Monday, 17 June 2013

How to be in the wrong place at the wrong time

I admit it – I am perpetually showing up to meetings at the wrong time, on the wrong day, in the wrong location. I blame it on my brain’s unique filing system, in which any kind of identifier associated with a plan (“Tuesday” or “San Francisco”) causes that plan to be stuck into the “totally planned and ready for deployment” section of my memory. This is why, for instance, I look up—and even sometimes write down or print out—directions, then leave them behind as I drive aimlessly into the sunset.

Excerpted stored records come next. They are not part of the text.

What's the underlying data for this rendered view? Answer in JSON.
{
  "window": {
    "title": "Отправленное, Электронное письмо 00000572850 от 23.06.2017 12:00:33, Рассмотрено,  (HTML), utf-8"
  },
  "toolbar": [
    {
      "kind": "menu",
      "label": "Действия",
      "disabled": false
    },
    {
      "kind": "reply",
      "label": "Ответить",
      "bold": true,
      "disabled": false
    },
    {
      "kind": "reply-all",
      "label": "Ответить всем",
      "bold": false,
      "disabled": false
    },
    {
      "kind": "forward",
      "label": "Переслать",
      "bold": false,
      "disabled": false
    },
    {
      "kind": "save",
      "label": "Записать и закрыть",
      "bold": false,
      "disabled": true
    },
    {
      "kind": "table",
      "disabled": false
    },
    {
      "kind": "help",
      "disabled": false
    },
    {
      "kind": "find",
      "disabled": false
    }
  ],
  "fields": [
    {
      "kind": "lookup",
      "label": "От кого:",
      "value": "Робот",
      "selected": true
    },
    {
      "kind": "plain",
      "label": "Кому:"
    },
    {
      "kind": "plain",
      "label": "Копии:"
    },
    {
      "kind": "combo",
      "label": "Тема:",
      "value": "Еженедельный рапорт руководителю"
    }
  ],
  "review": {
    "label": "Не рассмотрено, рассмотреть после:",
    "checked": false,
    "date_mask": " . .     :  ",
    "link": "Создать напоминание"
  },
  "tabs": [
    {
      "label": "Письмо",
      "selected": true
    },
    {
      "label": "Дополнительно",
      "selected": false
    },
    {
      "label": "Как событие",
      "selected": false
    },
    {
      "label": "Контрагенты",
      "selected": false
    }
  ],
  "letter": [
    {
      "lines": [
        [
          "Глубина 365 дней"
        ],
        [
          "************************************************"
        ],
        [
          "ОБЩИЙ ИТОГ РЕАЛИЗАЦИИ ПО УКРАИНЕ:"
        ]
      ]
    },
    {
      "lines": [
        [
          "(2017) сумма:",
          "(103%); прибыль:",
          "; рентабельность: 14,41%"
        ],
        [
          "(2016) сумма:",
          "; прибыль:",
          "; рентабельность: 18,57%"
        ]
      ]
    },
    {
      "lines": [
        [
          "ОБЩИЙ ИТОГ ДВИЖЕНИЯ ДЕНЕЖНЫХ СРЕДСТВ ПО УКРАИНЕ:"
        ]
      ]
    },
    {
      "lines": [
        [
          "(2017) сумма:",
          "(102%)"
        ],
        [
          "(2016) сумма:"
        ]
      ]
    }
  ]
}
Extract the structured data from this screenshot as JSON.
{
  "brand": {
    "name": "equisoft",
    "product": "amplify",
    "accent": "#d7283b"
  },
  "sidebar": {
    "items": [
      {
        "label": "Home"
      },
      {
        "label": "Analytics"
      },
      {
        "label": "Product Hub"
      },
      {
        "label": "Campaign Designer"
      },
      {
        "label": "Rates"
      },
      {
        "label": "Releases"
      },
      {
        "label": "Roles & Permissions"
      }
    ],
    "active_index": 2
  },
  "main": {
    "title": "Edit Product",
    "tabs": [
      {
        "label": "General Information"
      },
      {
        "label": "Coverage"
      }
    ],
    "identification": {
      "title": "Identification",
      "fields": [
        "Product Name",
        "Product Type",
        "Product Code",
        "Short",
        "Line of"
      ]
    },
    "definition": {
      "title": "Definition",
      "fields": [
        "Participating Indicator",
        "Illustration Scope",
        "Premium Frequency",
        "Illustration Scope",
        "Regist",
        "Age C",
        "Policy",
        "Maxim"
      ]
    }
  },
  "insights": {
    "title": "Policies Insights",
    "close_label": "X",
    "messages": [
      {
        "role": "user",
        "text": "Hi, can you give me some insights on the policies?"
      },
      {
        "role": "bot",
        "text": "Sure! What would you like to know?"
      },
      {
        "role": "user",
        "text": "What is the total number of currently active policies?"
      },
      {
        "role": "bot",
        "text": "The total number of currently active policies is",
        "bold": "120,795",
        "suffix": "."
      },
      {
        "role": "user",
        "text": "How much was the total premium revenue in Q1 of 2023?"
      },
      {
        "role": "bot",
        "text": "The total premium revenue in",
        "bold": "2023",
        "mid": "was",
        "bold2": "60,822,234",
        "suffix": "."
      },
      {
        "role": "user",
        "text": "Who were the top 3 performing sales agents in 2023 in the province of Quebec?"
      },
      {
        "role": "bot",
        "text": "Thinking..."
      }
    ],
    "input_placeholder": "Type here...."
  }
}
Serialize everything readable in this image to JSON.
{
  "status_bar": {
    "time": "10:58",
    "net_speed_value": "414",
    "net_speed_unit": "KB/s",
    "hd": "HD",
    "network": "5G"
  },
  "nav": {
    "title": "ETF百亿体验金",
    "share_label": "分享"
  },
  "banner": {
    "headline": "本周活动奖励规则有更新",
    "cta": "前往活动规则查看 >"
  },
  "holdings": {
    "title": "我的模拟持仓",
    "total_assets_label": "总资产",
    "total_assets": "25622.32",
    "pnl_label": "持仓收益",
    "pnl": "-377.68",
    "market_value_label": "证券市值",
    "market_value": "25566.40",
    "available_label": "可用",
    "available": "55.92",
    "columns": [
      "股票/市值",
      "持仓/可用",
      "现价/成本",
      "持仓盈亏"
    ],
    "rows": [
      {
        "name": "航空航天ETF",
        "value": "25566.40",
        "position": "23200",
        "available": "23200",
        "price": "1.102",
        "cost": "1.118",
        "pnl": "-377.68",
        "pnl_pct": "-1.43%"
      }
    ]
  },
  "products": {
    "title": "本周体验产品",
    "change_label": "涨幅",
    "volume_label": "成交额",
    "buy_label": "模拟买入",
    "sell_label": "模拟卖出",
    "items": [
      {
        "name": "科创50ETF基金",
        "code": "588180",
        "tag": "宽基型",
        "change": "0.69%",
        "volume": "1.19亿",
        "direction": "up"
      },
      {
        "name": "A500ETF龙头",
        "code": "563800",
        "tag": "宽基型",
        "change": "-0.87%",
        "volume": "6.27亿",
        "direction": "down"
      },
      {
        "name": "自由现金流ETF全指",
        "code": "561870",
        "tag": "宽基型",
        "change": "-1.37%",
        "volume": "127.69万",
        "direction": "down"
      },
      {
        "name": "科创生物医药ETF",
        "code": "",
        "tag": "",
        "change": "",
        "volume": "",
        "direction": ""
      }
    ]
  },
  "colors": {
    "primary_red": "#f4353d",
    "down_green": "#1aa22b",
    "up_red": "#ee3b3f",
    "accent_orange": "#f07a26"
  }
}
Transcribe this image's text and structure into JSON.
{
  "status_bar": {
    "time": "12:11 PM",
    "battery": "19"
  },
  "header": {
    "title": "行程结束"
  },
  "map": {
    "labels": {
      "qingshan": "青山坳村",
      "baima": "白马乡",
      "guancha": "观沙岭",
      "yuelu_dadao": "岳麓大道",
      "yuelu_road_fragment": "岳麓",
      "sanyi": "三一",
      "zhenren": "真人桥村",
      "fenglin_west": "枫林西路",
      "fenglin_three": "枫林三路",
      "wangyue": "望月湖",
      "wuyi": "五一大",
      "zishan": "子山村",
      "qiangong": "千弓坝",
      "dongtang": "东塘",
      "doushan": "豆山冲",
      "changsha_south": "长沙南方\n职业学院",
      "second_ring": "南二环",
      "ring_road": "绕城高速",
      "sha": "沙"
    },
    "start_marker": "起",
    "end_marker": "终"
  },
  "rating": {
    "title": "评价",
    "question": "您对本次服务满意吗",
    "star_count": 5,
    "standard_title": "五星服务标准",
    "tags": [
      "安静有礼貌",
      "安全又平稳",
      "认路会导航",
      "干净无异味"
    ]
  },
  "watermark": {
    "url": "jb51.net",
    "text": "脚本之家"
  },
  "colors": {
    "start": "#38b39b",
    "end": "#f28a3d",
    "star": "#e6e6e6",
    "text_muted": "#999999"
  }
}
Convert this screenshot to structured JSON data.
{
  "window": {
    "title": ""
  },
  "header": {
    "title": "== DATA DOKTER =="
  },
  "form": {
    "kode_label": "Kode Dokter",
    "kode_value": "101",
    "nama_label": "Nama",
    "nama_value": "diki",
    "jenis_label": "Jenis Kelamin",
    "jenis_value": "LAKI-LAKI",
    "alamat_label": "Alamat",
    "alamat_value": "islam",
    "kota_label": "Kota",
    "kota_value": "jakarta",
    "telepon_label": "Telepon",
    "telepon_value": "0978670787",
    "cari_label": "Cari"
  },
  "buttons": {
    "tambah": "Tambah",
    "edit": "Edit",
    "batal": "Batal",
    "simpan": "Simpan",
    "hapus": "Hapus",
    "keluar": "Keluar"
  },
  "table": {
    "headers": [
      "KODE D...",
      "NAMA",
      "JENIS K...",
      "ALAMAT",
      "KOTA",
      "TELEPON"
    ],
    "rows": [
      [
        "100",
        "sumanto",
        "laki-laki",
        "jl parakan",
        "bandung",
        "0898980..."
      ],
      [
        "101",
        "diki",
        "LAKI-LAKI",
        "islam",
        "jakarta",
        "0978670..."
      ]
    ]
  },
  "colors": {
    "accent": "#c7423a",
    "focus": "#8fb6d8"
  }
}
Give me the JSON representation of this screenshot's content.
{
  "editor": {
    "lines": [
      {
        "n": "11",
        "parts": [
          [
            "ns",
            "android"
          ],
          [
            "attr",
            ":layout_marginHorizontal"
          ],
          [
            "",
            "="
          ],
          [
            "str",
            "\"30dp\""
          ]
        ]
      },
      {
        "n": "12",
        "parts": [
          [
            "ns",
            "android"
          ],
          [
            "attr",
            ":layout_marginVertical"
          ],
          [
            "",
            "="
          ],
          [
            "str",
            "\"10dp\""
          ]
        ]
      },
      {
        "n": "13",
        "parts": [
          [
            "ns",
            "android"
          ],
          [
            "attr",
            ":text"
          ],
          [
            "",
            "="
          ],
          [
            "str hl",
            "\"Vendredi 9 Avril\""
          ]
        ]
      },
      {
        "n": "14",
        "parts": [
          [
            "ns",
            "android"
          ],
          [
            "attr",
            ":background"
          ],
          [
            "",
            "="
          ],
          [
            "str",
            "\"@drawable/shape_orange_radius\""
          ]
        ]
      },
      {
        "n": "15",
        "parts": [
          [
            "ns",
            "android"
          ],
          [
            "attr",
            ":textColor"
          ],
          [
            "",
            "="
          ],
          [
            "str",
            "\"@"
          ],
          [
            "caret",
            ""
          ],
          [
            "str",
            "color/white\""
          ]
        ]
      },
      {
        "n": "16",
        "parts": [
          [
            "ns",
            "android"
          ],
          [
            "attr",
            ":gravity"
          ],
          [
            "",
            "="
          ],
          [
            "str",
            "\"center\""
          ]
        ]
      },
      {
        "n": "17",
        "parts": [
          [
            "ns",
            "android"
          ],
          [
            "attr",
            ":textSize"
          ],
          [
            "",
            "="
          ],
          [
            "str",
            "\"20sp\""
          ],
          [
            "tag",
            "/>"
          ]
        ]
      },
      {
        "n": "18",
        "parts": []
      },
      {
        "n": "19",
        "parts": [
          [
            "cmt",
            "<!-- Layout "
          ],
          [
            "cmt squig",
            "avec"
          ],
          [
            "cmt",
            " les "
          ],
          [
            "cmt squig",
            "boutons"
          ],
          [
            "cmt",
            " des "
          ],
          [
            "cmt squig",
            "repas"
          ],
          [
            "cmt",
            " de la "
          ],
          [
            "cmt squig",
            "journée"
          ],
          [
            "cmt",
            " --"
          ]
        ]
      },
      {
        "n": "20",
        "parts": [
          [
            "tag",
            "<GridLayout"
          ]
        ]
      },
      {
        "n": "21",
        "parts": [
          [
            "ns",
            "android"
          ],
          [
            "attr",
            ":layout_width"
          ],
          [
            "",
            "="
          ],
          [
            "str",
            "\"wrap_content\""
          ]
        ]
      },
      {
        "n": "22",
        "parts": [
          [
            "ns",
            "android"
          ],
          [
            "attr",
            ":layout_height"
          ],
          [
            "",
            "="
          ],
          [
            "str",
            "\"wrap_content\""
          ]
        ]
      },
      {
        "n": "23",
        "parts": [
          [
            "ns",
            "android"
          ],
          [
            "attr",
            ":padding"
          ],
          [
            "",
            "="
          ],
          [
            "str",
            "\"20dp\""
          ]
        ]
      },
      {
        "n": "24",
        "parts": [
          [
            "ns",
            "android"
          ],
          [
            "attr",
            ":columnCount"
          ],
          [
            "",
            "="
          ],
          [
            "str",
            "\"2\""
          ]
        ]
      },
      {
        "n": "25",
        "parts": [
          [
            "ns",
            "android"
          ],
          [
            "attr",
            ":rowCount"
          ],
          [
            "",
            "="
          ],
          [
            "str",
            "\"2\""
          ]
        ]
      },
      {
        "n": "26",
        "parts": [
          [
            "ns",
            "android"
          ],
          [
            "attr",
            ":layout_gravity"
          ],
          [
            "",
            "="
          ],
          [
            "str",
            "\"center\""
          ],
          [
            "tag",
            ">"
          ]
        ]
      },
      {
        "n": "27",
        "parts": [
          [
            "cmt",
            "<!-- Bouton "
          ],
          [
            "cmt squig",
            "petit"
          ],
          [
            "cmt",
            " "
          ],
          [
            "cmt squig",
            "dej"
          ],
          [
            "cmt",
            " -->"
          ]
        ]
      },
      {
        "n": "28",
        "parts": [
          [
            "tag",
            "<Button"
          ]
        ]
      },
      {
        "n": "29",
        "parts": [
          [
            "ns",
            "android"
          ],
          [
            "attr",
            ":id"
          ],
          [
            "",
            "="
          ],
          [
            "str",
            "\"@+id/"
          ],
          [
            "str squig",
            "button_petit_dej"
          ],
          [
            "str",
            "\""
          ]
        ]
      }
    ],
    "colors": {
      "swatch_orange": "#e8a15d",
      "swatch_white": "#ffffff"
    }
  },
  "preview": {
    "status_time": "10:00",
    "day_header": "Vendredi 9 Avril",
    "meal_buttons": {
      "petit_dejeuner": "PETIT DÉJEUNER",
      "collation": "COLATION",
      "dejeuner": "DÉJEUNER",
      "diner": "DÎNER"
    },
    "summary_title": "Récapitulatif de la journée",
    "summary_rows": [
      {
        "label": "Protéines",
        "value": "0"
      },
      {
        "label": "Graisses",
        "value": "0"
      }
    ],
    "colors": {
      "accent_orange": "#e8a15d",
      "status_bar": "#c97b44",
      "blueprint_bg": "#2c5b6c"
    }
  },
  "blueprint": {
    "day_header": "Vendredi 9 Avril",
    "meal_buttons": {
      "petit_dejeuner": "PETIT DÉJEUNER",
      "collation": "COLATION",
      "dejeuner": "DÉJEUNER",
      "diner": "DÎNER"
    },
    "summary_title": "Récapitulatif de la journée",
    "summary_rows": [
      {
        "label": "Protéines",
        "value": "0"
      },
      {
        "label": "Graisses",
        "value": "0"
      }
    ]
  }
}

I am currently sitting on the floor in the lobby of a particular building (because my laptop was running out of power and the heavy wooden benches are not close enough to the outlets), where I thought I was supposed to meet a particular person at a particular time. And, of course, they are not here. Probably because, as I noticed when I re-checked my email just now, I decided on this meeting time with myself, and not the other person. Yep: instead of the embarrassing accidental-reply-all, I replied to myself, only. I vaguely wondered why I hadn’t heard back from this person in several days, but chalked it up to them being busy and assuming there was no reason to confirm the appointment. Awesome move.
Another good strategy: get your navigation information from a 1-year old
Let’s review some other ways to put yourself in this kind of inconvenient situation:

1. Forget to send the email/text message in the first place.

2. Don’t look at the calendar. Sure, it’s Tuesday, but your meeting is next Tuesday.

3. Rely on your memory for the address. You’ll totally remember whether it was 9344 Via La Jolla or 9433 La Jolla Village Drive.

4. Assume there will be signs. No need to bring a map if you are going somewhere major, like Charles De Galle Airport outside Paris—there are signs! Unfortunately they are also in French, conflict one another, and don’t tell you which of the three very separate terminals houses your particular airline.
Better yet, let the 1-year old drive you to the incorrect location
5. Don’t ask for clarification when people are imprecise, like scheduling a meeting at “lunchtime.”

6. Exchange the address and the meeting time in your head.

7. Write down all of the pertinent information on a small scrap of paper, and then lose it immediately.

8. Write down all of the pertinent information in a professional, organized notebook you always have with you. Never glance at it again.

9. Text yourself the information. Lose your phone.
Use your camera to take a photo of a map, but fail to check that the photograph accurately duplicates the pertinent information on said map--say, trails, for instance.
10. Email yourself the information. Forget that your phone doesn’t have a data plan, and you can’t find a wireless connection.

11. Make plans over the phone, and recall the information later from memory. This is a great option if you are talking on the phone while doing the dishes and handing apple slices to a child, who is yelling “mama mama apple mama apple…”

12. Don’t write down the full address. For example: 1234 Willowspring. How likely it is that in one town there would be a Willowspring Drive, Willowspring Court, and Willowspring Avenues, North and South? (Answer: unfortunately, very likely in regions where neither willows nor springs exist anymore, but did occur before tract housing developments were placed on top of them).

13. Remember only something vague about the street name. For instance, recalling that the street was named after a tree in Kitsilano or Fairview, Vancouver will lead you to approximately 17 possible consecutive blocks. In California, San-something-or-other is similarly completely useless.